Старик, шаркая диковинными туфлями, шустро побежал в девичью светлицу. Купец тяжело опустился на лавку.
- Как ушли мы от Лиха, заметил я перемены в Аннушке, - монотонно говорил Евсей Андреич, уставившись на выскобленный до желтизны пол. - Сначала она примолкла. Я думал, что от усталости и пережитого страха. Но дальше - больше, как каменная сделалась. Напоить, накормить - зубы с трудом разжимаем. Слуги ее боятся - говорят мертвая.
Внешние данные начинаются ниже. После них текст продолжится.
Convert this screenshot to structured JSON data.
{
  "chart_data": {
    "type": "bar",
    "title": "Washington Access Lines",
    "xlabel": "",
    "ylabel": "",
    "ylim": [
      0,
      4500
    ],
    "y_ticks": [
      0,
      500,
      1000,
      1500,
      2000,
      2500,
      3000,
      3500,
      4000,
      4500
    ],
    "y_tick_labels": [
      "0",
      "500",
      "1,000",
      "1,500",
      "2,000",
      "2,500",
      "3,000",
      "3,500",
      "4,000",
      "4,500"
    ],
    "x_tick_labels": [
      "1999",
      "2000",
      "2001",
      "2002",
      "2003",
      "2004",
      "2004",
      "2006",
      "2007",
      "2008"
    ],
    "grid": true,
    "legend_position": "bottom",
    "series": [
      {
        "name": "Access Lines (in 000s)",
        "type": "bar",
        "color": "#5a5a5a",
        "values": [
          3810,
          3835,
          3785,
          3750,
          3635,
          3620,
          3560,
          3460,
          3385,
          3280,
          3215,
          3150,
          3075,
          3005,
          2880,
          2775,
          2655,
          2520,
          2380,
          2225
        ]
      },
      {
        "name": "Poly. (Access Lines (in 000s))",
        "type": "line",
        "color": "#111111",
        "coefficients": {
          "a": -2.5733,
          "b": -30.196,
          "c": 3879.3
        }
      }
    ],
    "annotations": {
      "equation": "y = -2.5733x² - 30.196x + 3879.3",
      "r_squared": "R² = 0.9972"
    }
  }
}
Сидит день-деньской на лавке - с места не стронется, глаза пустые, положат ночью на кровать - лежит, не шевелится, а подойдешь - смотрит. А то вдруг ярость на нее найдет, начнет ломать, бить, что под руку попадется, четверо дюжих молодцов с ней справиться не могут. Ох, горе мне, горе. Одна отрада осталась после смерти жены - дочка, да и ту, видать, не спасти. Значит и вы, друзья, решили мне помочь.